Web Ads: Communication Arts
Tuesday August 30th, 2011
By Peter Clark
For the month of August we featured web ads on another great publication’s website, Communications Arts. Here’s a brief description of the magazine, if you aren’t aware of them:
Communication Arts is the premiere source for reaching designers, art directors, design firms, corporate design departments, advertising agencies, interactive designers, illustrators, and photographers—everyone involved in visual communication.
The spaceship image was a personal project that I worked on down in the Florida Keys. I was there on a project and took an extra day or two to work on some personal material with a model. I love spaceships and thought it would be fun with her coming out of the water with a ship in there somewhere.
The shot was a cover assignment for Good magazine which ran last summer (WM blogged about the cover shoot last year as well). The idea was to execute a shot that captured the energy of New Orleans. We decided to head to the French Quarter with Darryl “Dancing Man 504″ Young to make it happen. Once I had my scene lit, Darryl started dancing. The music and sweat followed and we knew we had it.
Previously, I’ve done personal shoots in which I was working towards a very specific end result. In this case however, the shoot was less restrictive – I was aiming to get two or three strong images for my portfolio and to gain more personal experience with underwater sports photography. For the location I used a private swimming pool that was in a particularly nice setting, and via a contact a I was able to find a swimmer from a local club who was both very good at her sport and enthusiastic about the photography. For the shot list it was just a case of sitting down, thinking, reading, browsing and generally trying to find inspiration…Read more about the shoot on his blog.
I was hired by actress Anna Faris and her husband Chris Pratt (Andy from Parks and Recreation) to photograph them at their home in the Hollywood Hills with their three pugs and one cat. This shot is of Bella, their curmudgeonly senior cat. The thing with animals is that you can frame the shot and decide where you want to shoot, but there really isn’t too much planning beyond that. I was chatting with Anna and Chris at the end of our shoot and saw Bella near a plant out of the corner of my eye. I scurried over and crouched down low so I could capture the beautiful blue of the pool in the background, and Bella started gnawing away at the leaves.
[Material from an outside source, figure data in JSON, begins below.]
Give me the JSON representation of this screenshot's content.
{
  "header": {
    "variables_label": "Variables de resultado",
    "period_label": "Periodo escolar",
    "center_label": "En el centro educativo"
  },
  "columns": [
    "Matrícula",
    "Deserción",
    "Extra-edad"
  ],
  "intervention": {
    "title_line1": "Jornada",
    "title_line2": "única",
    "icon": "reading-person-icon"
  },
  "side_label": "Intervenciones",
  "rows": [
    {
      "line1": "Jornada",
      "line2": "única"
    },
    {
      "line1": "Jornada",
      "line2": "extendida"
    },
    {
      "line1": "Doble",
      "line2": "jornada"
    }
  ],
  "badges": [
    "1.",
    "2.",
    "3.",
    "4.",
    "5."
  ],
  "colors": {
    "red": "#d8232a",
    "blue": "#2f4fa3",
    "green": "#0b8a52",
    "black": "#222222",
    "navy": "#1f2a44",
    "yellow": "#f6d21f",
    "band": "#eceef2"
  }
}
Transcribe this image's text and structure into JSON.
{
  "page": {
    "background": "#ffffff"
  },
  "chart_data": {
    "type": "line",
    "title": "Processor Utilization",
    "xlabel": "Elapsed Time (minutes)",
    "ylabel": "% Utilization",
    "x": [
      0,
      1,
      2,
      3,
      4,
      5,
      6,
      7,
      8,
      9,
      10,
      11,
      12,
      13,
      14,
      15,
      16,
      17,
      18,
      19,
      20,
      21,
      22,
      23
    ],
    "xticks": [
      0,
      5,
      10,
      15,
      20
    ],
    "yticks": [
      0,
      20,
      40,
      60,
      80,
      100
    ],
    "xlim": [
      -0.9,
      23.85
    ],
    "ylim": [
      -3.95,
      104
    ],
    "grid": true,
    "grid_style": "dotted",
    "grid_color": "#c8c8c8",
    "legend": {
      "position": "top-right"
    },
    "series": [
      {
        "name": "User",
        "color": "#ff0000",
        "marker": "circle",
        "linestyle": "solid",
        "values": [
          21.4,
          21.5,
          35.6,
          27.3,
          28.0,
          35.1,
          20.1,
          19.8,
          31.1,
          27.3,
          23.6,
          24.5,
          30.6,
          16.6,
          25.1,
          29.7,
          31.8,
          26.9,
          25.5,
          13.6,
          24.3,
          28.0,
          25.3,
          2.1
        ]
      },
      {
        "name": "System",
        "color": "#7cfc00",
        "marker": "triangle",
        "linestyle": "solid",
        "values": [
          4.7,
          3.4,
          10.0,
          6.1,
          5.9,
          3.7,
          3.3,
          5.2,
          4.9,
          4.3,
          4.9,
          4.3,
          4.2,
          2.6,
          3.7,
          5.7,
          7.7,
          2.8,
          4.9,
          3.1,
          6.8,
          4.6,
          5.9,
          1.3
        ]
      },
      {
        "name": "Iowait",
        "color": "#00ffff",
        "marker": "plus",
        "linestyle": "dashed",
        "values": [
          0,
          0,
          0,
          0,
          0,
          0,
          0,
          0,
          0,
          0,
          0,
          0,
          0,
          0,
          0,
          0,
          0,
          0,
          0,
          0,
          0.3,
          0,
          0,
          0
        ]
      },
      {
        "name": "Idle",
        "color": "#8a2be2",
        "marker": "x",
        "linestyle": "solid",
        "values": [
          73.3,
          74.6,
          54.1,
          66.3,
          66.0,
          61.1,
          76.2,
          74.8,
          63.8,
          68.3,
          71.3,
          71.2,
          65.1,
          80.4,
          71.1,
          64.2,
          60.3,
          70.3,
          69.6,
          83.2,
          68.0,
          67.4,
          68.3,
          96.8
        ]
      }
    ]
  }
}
This shot ended up being one of Anna and Chris’ favorite shots from the morning.
This was a shot for 7×7 magazine for a feature on San Francisco bars serving “old time” cocktails. It’s a portrait of barkeeper Jonny Raglin at Comstock Saloon, in San Francisco. The bar is decorated in vintage style from the Barbary Coast era—the place is gorgeous and had lots of great options for the shoot, but as soon as I walked in I was drawn to the wallpaper and credenza. I photographed Jonny, who dresses the part and has a fantastic mustache, in several locations at the saloon, but my favorite shots were of him against the wallpaper drinking a Sazerac.
The photograph was part of a campaign for Idaho Travel Council. We tried to use real people to get a better family feel in the short time we had to shoot. The brother and sister were awesome to work with. They didn’t need much direction, we just ran around the boat ramp having fun. This wasn’t planned, the plan was to capture a family being a family.
This was a personal project. Our shoot was drawing near and I was staring at her portfolio trying to figure out what I’d do with her that might stand out. For some reason, the thought of a model falling forward popped into my head and I recognized that the instant before she catches herself would look like she’s attempting to fly. When we got to shooting, it was just her and I, and the wind. It was blowing so hard that with the umbrellas on, even using sandbags to hold the lights down was no use. I was forced to use bare bulbs, which wasn’t going to work for soft close-ups, but was creating a very dramatic look with just a bit of distance. I had her repeat her “fall” just a dozen or so times before we moved on.